For all concerned, the process of solving longitude at sea could be as complex, contested and painful as curing the stone. For contemporary onlookers, both projects were equally absurd.


Dr. Katy Barrett is Curator of Art, pre-1800 at Royal Museums Greenwich and part of the AHRC-funded research project ‘The Board of Longitude 1714-1828: Science, Innovation and Empire in the Georgian World’. [http://www.rmg.co.uk/about/the-organization/staff-profiles/curatorial/katy-barrett]

Ships, Clocks and Stars: The Quest for Longitude is at the National Maritime Museum, Greenwich, London until 4th January 2015. See rmg.co.uk/longitude for all related display and events


 

Footnotes

[i] Gabriel John, Flagellum: or, a dry answer to Dr. Hancock’s wonderfully-comical liquid book, which he merrily calls Febrifugum magnum (London, 1723), p.15.

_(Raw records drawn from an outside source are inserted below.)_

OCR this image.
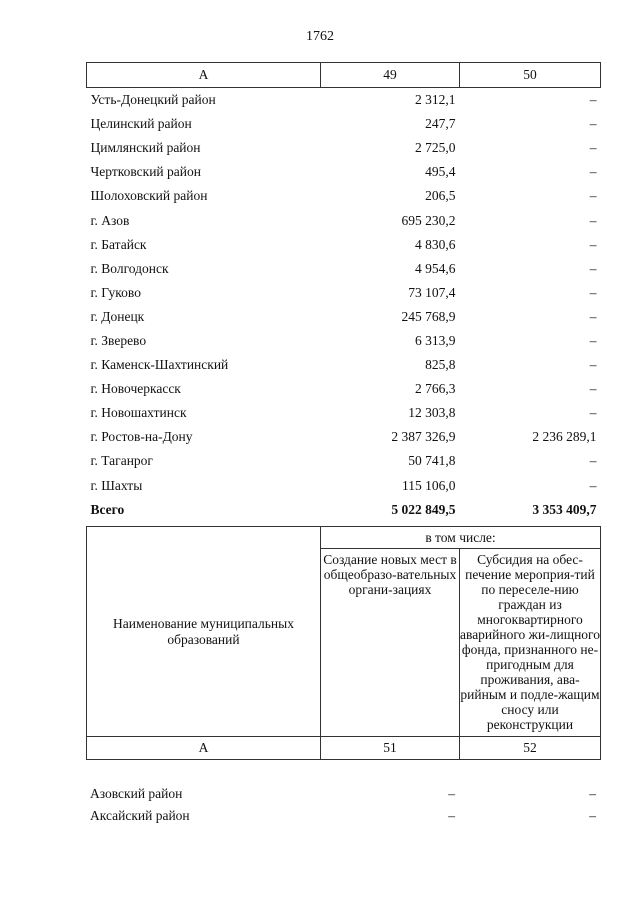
1762
А	49	50
Усть-Донецкий район	2 312,1	–
Целинский район	247,7	–
Цимлянский район	2 725,0	–
Чертковский район	495,4	–
Шолоховский район	206,5	–
г. Азов	695 230,2	–
г. Батайск	4 830,6	–
г. Волгодонск	4 954,6	–
г. Гуково	73 107,4	–
г. Донецк	245 768,9	–
г. Зверево	6 313,9	–
г. Каменск-Шахтинский	825,8	–
г. Новочеркасск	2 766,3	–
г. Новошахтинск	12 303,8	–
г. Ростов-на-Дону	2 387 326,9	2 236 289,1
г. Таганрог	50 741,8	–
г. Шахты	115 106,0	–
Всего	5 022 849,5	3 353 409,7
Наименование муниципальных образований	в том числе:	
	Создание новых мест в общеобразо-вательных органи-зациях	Субсидия на обес-печение мероприя-тий по переселе-нию граждан из многоквартирного аварийного жи-лищного фонда, признанного не-пригодным для проживания, ава-рийным и подле-жащим сносу или реконструкции
А	51	52
Азовский район	–	–
Аксайский район	–	–
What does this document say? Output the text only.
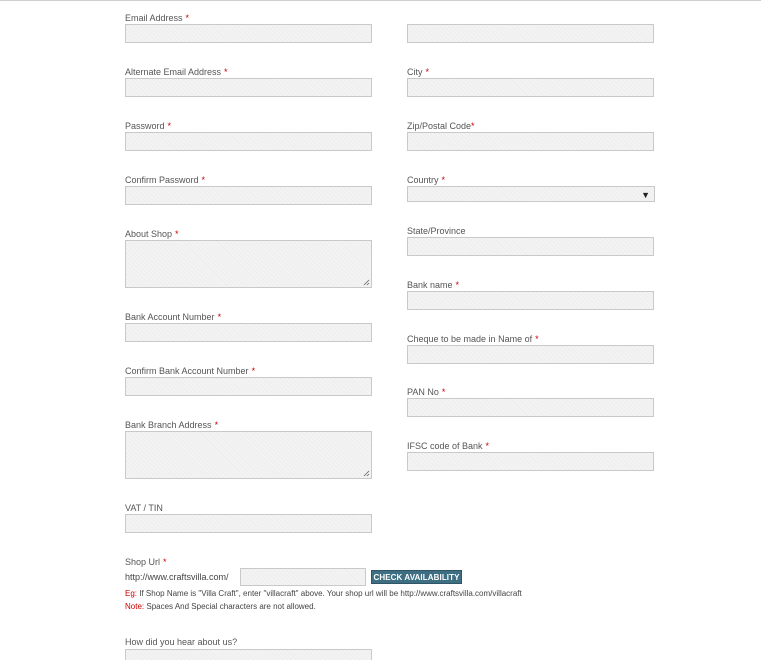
Email Address *
Alternate Email Address *
Password *
Confirm Password *
About Shop *
Bank Account Number *
Confirm Bank Account Number *
Bank Branch Address *
VAT / TIN
City *
Zip/Postal Code*
Country *
▼
State/Province
Bank name *
Cheque to be made in Name of *
PAN No *
IFSC code of Bank *
Shop Url *
http://www.craftsvilla.com/	CHECK AVAILABILITY
Eg: If Shop Name is "Villa Craft", enter "villacraft" above. Your shop url will be http://www.craftsvilla.com/villacraft
Note: Spaces And Special characters are not allowed.
How did you hear about us?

[ii] See Arthur J. Viseltear, ‘Joanna Stephens and the Eighteenth Century Lithontriptics: A Misplaced Chapter in the History of Therapeutics’ in Bulletin of the History of Medicine 42:3 (1968), pp.199-220, and Nicky Reeves’ on the Board of Longitude blog

http://blogs.rmg.co.uk/longitude/2010/12/21/mrs_stephens_cure_for_the_stone/

[iii] W. Kenrick, An address to the artists and manufacturers of Great Britain; Respecting an Application to Parliament for the farther Encouragement of New Discoveries and Inventions in the Useful Arts (London, 1774), p.16

[iv] Charles Jenner, Letters from Altamont in the capital, to his friends in the country (London, 1767), pp.86-8.